Forever 1951

For the past week my wife has been listening to Christmas songs on Pandora, and she’s merciless with the skip song button. Bing Crosby, Rosemary Clooney, and Nat King Cole are spared. Harry Connick Jr.’s arch conservatism saves him, and a bluesed-up “Frosty the Snowman” from Ray Charles gets a pass because Ray can do no wrong, but some contemporary country or pop singer takes a whack at a classic and it’s “Next!” before they can even get a verse out. When no less a luminary than Dean Martin has the temerity to refer to Rudolph the Red-nosed Reindeer as “Rudy” she cries “Oh no you didn’t!” and cuts him off posthaste. After awhile Pandora won’t let us skip any more, so we mute the laptop and then often forget about it for a half hour or so, banking compliance as the site broadcasts whatever it wants into the void.

I’m not as vocal in my displeasure as she is, but I find myself making the same choices, and when I think about it the rule is pretty simple: the older the better. The best are carols from the 19th century and standards like “White Christmas” and “The Christmas Song”. With the exception of numbers from the Rankin/Bass stop-action TV specials, there is little from the 1960s onwards. To immerse yourself in Christmas music is to enter a parallel science fiction universe in which the warm glow of the radio dial still diffuses through a cloud of cigarette smoke, World War Two veterans sip gin as they settle into middle age, and rock and roll is a passing fad to be parodied in “Jingle Bell Rock” and then forgotten.

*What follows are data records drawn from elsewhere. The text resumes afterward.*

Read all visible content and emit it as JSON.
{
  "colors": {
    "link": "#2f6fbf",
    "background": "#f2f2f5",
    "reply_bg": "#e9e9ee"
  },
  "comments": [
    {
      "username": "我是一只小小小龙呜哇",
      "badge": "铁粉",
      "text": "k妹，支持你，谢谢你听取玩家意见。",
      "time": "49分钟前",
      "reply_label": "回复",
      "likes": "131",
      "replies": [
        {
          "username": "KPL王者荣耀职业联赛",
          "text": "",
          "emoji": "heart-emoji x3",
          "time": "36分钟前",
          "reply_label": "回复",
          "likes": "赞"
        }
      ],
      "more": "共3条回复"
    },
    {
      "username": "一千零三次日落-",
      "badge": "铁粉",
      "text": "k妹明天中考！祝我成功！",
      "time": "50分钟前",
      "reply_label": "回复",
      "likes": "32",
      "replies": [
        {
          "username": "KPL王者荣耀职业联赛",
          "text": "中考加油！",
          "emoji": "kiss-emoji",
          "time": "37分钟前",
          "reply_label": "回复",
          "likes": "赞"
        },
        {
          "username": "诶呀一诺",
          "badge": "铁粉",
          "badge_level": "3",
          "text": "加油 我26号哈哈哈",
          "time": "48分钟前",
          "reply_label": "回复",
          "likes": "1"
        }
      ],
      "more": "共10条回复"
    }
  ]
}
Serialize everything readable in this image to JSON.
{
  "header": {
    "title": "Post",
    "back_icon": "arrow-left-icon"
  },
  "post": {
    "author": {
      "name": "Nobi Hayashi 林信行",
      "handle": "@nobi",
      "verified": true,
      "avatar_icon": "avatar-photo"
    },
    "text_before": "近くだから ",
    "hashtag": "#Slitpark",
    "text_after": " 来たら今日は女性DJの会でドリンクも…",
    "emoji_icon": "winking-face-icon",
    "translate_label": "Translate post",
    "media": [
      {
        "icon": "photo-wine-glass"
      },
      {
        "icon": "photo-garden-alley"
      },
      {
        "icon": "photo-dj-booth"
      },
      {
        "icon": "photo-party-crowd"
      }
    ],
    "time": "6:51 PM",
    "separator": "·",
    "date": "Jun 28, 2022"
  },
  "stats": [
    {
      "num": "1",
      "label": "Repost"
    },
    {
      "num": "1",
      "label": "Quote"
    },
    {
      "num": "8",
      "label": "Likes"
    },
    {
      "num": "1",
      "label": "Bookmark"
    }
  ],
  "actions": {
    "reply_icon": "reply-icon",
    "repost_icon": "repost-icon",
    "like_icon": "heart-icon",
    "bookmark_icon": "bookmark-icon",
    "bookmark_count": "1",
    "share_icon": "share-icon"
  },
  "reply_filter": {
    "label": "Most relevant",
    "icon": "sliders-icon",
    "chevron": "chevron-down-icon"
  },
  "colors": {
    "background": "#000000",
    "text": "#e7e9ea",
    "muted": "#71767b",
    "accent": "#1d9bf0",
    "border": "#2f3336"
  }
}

Of course the borders of a genre can be policed: that’s what a genre is. But there’s a particular delight in doing so for a semiotically dense medium like music because it takes just the tiniest variation–a synthesizer’s telltale timber, or R&B singer’s showy melisma–to move a song into a completely different category. And with Christmas songs the ritual surrounding the music is as important as the music itself, which makes the act of selection all the more satisfying. It’s a game, and like Name that Tune, you can Condemn that Tune in suprisingly few notes.